New Zen: The Tea-Ceremony Room In Modern Japanese Architecture
by Freeman, Michael
About This Book
New Zen is unique - a collection of the most modern Japanese chashitsu (tea-ceremony rooms). The tea ceremony was established in Japan in the fifteenth century when it became an essential part of culture for the Japanese elite, and in particular for the samurai. Traditionally chashitsu are made up of certain elements - an entrance for the host (sadouguchi), an entrance for the guests (nijiriguchi), tatami mats for the floor, a sunken hearth (ro) for heating the tea, and an alcove (tokonoma) with a flower and painted scroll - they never contain furniture and are used for contemplation.
Since the 1990s Japanese architects and designers have been reinterpreting the chashitsu, creating modern meditative spaces. Their efforts represent some of the most interesting and innovative contemporary interior design and architecture in the world, featuring a vast array of material, including paper, wood, plastic, stone. Aluminium, glass and concrete.

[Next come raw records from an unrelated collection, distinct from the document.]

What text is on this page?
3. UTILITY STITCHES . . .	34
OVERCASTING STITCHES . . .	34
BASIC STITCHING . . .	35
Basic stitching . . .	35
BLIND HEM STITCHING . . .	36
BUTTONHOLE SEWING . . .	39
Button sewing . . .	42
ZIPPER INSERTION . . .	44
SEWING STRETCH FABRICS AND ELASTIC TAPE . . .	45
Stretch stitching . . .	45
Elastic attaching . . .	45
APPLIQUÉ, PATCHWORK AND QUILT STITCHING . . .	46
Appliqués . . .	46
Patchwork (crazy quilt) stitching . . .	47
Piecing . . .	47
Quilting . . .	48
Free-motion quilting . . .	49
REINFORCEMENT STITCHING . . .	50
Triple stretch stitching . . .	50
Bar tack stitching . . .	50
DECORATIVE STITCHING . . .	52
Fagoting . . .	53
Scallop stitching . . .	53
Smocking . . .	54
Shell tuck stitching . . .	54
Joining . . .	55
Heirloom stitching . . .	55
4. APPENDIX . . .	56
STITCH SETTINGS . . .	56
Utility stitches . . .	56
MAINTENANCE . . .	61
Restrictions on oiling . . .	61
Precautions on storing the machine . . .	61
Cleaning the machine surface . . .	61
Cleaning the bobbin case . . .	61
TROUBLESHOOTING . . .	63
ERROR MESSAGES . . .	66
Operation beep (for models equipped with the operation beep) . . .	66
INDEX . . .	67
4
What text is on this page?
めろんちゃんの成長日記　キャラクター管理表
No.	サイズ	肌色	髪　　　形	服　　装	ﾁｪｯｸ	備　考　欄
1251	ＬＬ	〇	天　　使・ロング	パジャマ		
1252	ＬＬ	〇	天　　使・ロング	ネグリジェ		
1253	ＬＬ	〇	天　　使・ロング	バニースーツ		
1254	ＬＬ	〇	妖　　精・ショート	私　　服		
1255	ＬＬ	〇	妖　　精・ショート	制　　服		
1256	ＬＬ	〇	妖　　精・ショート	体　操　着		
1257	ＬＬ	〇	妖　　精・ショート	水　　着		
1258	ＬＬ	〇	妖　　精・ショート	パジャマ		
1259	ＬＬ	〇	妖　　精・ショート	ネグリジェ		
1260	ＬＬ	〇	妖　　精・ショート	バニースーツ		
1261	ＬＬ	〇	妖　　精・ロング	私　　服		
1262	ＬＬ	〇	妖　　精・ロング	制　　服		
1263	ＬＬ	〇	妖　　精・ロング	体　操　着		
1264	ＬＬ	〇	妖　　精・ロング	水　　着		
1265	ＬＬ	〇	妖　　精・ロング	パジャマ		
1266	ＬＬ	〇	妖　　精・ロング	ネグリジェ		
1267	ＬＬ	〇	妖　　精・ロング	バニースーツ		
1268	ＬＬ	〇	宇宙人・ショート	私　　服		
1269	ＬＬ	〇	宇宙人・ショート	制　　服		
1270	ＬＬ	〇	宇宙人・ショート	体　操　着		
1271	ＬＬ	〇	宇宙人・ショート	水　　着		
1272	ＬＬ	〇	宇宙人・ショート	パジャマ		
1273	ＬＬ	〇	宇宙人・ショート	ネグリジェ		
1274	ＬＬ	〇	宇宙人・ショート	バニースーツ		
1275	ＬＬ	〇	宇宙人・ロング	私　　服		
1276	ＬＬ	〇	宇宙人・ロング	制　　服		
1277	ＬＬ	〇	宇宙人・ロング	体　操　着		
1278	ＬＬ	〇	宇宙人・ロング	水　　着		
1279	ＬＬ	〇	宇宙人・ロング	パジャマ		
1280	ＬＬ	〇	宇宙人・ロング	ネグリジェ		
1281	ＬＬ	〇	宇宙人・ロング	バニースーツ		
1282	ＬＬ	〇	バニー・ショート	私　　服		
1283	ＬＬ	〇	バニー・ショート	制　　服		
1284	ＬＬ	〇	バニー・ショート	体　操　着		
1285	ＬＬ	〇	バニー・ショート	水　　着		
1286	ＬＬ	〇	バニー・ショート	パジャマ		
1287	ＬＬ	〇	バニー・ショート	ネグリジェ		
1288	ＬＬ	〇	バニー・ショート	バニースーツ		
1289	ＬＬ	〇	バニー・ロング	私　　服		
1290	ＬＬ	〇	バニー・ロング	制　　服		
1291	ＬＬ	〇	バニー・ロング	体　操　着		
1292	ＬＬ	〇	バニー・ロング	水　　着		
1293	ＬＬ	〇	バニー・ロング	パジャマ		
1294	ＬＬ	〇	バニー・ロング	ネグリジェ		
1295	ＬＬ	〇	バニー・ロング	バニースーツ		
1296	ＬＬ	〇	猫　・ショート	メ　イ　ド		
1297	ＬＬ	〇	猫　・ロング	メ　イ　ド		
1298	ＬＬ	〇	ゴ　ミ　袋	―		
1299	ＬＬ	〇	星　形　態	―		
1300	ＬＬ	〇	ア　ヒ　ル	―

The fascinating introduction explains the history of the tea ceremony, the function of the various elements of the tea ceremony room, and the ritual of the ceremony itself. There is also a useful glossary and plan. Next comes a look at recent architectural projects that interpret the tea-ceremony room in vastly different ways, from treehouse in the countryside in Nagano to a portable example in metal. The work features thirty-seven projects by a range of well-known Japanese architects and designers, including Kengo Kuma, Kisho Kurokawa, Terunobu Fujimori, Takashi Sugimoto, and Shigeru Uchida.